How the address of pointer that holds the address of array are same?

Question

Here p is a integer pointer that can hold the address of int variable, but it also has a memory address - where it is stored.

let base address of array a = 1002 address of pointer p = 2008

when we write: int *p=a; //p points to the base address of array a int *p=a; //p points to the base address of array a
and int **r=&p; //means *r points to the address of p int **r=&p; //means *r points to the address of p

how *r points to the address of a , it should point to address of p .

#include <stdio.h>
void main()
{
    int a[3] = {1, 2, 3};
    int *p =a;
    int **r = &p;
    printf("%p %p", *r, a);
}

Answer 1

Your printf in not correct. It should be r to print the address r points to:

printf("%p %p", r, a);

By using *r , you deference r (ie, jump to the address r is pointing to) and thus printing the address of a .

Answer 2

Please note that

int *p=a;

means that a and p are now pointing to same address.

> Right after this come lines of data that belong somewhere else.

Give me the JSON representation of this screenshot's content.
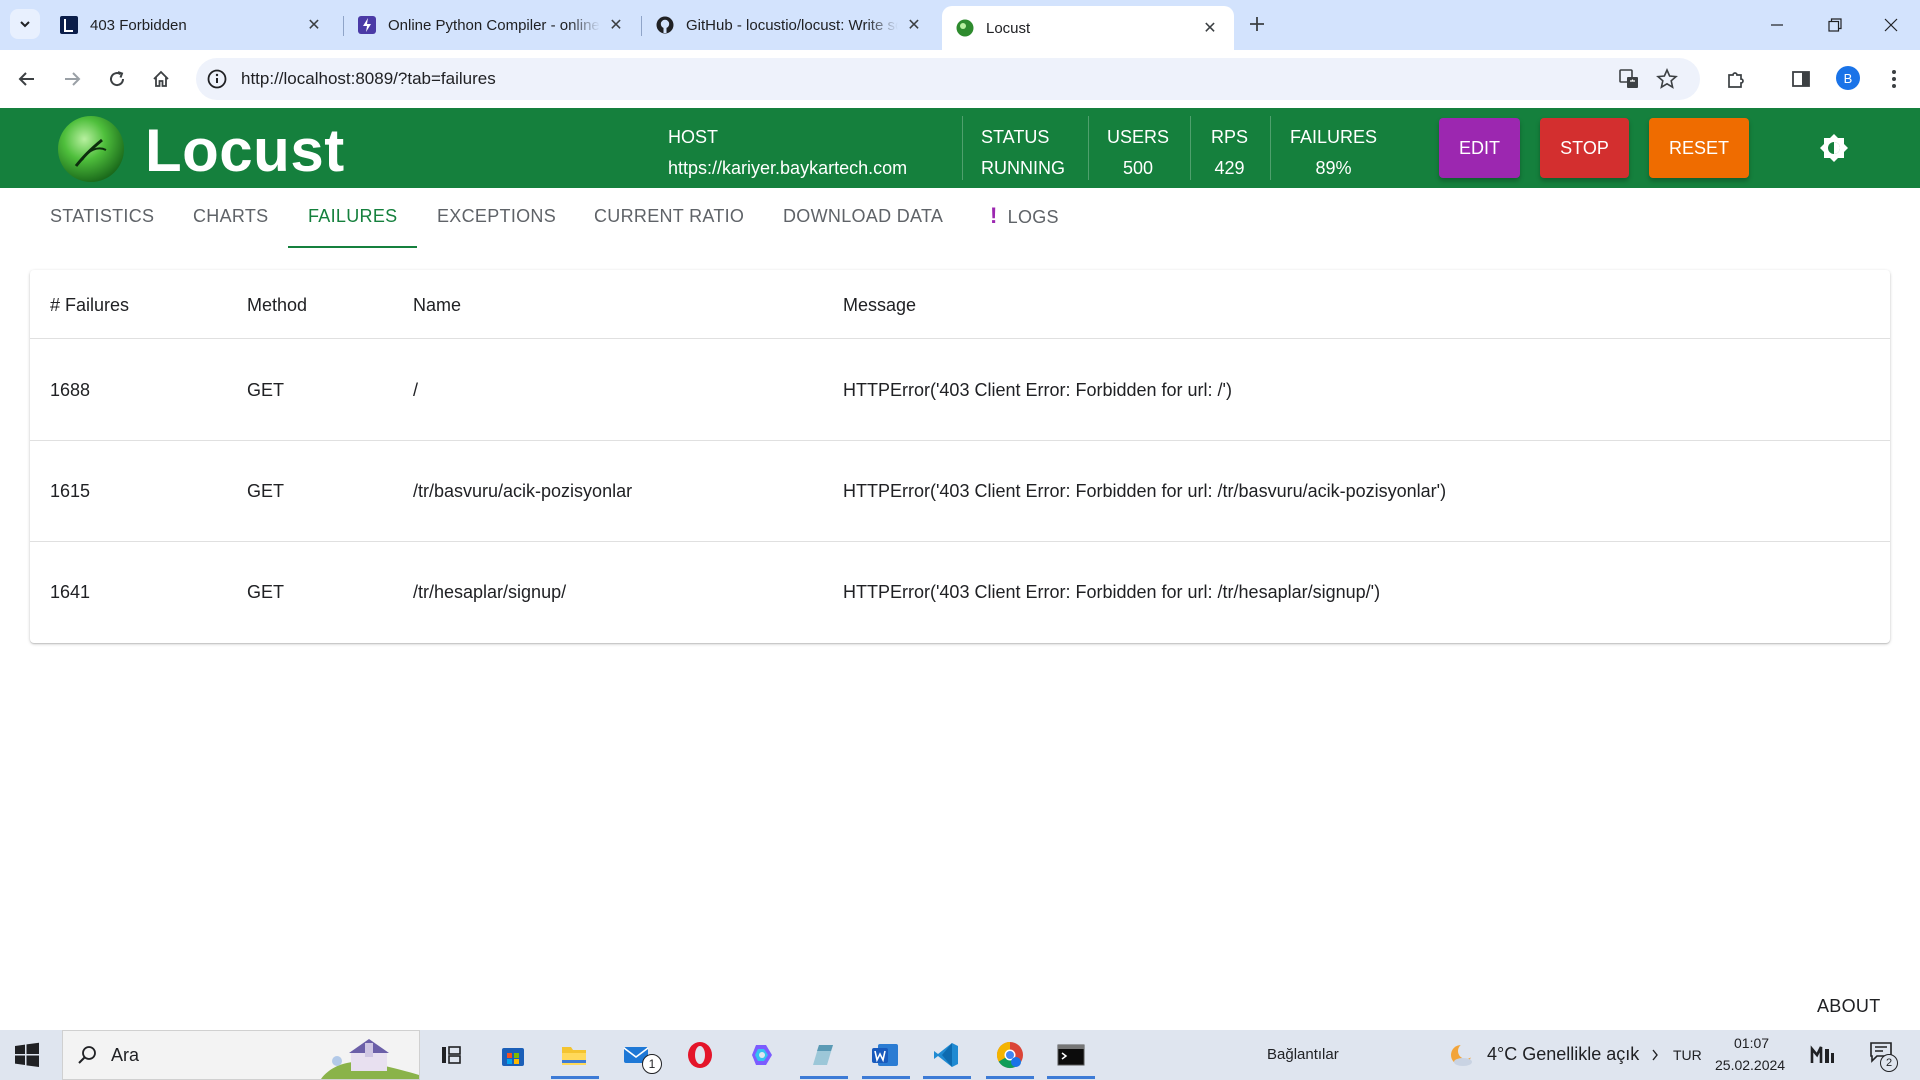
{
  "browser": {
    "tabs": [
      {
        "title": "403 Forbidden",
        "close": "✕"
      },
      {
        "title": "Online Python Compiler - online editor",
        "close": "✕"
      },
      {
        "title": "GitHub - locustio/locust: Write scalable load tests",
        "close": "✕"
      },
      {
        "title": "Locust",
        "close": "✕"
      }
    ],
    "url": "http://localhost:8089/?tab=failures",
    "profile_initial": "B"
  },
  "app": {
    "brand": "Locust",
    "host_label": "HOST",
    "host_value": "https://kariyer.baykartech.com",
    "status_label": "STATUS",
    "status_value": "RUNNING",
    "users_label": "USERS",
    "users_value": "500",
    "rps_label": "RPS",
    "rps_value": "429",
    "failures_label": "FAILURES",
    "failures_value": "89%",
    "buttons": {
      "edit": "EDIT",
      "stop": "STOP",
      "reset": "RESET"
    },
    "colors": {
      "header": "#15803d",
      "edit": "#9c27b0",
      "stop": "#d32f2f",
      "reset": "#ef6c00"
    }
  },
  "tabs": {
    "statistics": "STATISTICS",
    "charts": "CHARTS",
    "failures": "FAILURES",
    "exceptions": "EXCEPTIONS",
    "current_ratio": "CURRENT RATIO",
    "download_data": "DOWNLOAD DATA",
    "logs_flag": "!",
    "logs": "LOGS",
    "active": "FAILURES"
  },
  "failures_table": {
    "headers": [
      "# Failures",
      "Method",
      "Name",
      "Message"
    ],
    "rows": [
      [
        "1688",
        "GET",
        "/",
        "HTTPError('403 Client Error: Forbidden for url: /')"
      ],
      [
        "1615",
        "GET",
        "/tr/basvuru/acik-pozisyonlar",
        "HTTPError('403 Client Error: Forbidden for url: /tr/basvuru/acik-pozisyonlar')"
      ],
      [
        "1641",
        "GET",
        "/tr/hesaplar/signup/",
        "HTTPError('403 Client Error: Forbidden for url: /tr/hesaplar/signup/')"
      ]
    ]
  },
  "footer": {
    "about": "ABOUT"
  },
  "taskbar": {
    "search_placeholder": "Ara",
    "mail_badge": "1",
    "links_label": "Bağlantılar",
    "weather": "4°C  Genellikle açık",
    "language": "TUR",
    "time": "01:07",
    "date": "25.02.2024",
    "notification_badge": "2"
  }
}
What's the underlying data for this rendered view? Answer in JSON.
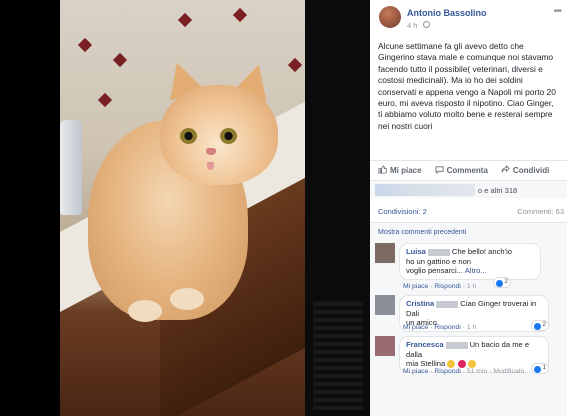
{
  "post": {
    "author": "Antonio Bassolino",
    "time": "4 h",
    "text": "Alcune settimane fa gli avevo detto che Gingerino stava male e comunque noi stavamo facendo tutto il possibile( veterinari, diversi e costosi medicinali). Ma io ho dei soldini conservati e appena vengo a Napoli mi porto 20 euro, mi aveva risposto il nipotino. Ciao Ginger, ti abbiamo voluto molto bene e resterai sempre nei nostri cuori"
  },
  "actions": {
    "like": "Mi piace",
    "comment": "Commenta",
    "share": "Condividi"
  },
  "reactions": {
    "others": "o e altri 318"
  },
  "stats": {
    "shares": "Condivisioni: 2",
    "comments": "Commenti: 63"
  },
  "comments_section": {
    "show_previous": "Mostra commenti precedenti",
    "items": [
      {
        "name": "Luisa",
        "text_a": "Che bello! anch'io",
        "text_b": "ho un gattino e non",
        "text_c": "voglio pensarci...",
        "more": "Altro...",
        "likes": "2",
        "like_label": "Mi piace",
        "reply": "Rispondi",
        "time": "1 h",
        "edited": ""
      },
      {
        "name": "Cristina",
        "text_a": "Ciao Ginger troverai in Dali",
        "text_b": "un amico",
        "text_c": "",
        "more": "",
        "likes": "2",
        "like_label": "Mi piace",
        "reply": "Rispondi",
        "time": "1 h",
        "edited": ""
      },
      {
        "name": "Francesca",
        "text_a": "Un bacio da me e dalla",
        "text_b": "mia Stellina",
        "text_c": "",
        "more": "",
        "likes": "1",
        "like_label": "Mi piace",
        "reply": "Rispondi",
        "time": "51 min",
        "edited": "Modificato"
      }
    ]
  },
  "colors": {
    "link": "#365899",
    "meta": "#90949c",
    "like_blue": "#1877f2"
  },
  "icons": {
    "globe": "globe-icon",
    "more": "more-options-icon",
    "like": "thumbs-up-icon",
    "comment": "speech-bubble-icon",
    "share": "share-arrow-icon"
  }
}
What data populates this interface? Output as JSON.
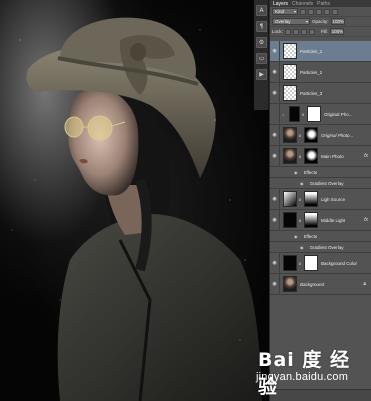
{
  "panel": {
    "tabs": [
      "Layers",
      "Channels",
      "Paths"
    ],
    "filter_label": "Kind",
    "blend_mode": "Overlay",
    "opacity_label": "Opacity:",
    "opacity_value": "100%",
    "lock_label": "Lock:",
    "fill_label": "Fill:",
    "fill_value": "100%",
    "layers": [
      {
        "name": "Particles_1"
      },
      {
        "name": "Particles_2"
      },
      {
        "name": "Particles_3"
      },
      {
        "name": "Original Pho..."
      },
      {
        "name": "Original Photo..."
      },
      {
        "name": "Main Photo",
        "fx": "fx"
      },
      {
        "effects_label": "Effects"
      },
      {
        "effect_name": "Gradient Overlay"
      },
      {
        "name": "Ligh Source"
      },
      {
        "name": "Middle Light",
        "fx": "fx"
      },
      {
        "effects_label": "Effects"
      },
      {
        "effect_name": "Gradient Overlay"
      },
      {
        "name": "Background Color"
      },
      {
        "name": "Background"
      }
    ]
  },
  "tools": [
    "A",
    "¶",
    "⚙",
    "▭",
    "▶"
  ],
  "watermark": {
    "logo_text": "Bai 度 经验",
    "url": "jingyan.baidu.com"
  },
  "icons": {
    "eye": "eye-icon",
    "fx": "fx-icon",
    "lock": "lock-icon",
    "link": "link-icon"
  }
}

Also, it is r that points to p (is the address of p ) and not *r .

Thus to print the address of p simply use r instead of *r in printf() .

printf("%p %p", r, a);

Answer 3

What is below?

 int **r = &p;

Basically using above, r holds address of p right? So if you dereference r , like you do *r , it will try to retrieve value stored at address of p right? Which is a .

Note: You need to cast to void* in printf:

 printf("%p %p", (void*)*r, (void*) a);

Answer 4

Isn't ->-> same as ->

When you say,

int *p = a;

it means, P is pointing to a, or P holds the address of a.

Same in case of int **r=&p;

R holds the address of P, had you used printf("%p %p", r, a); , you would have got the address of P.

but since you are dereferencing r, you got the address of a.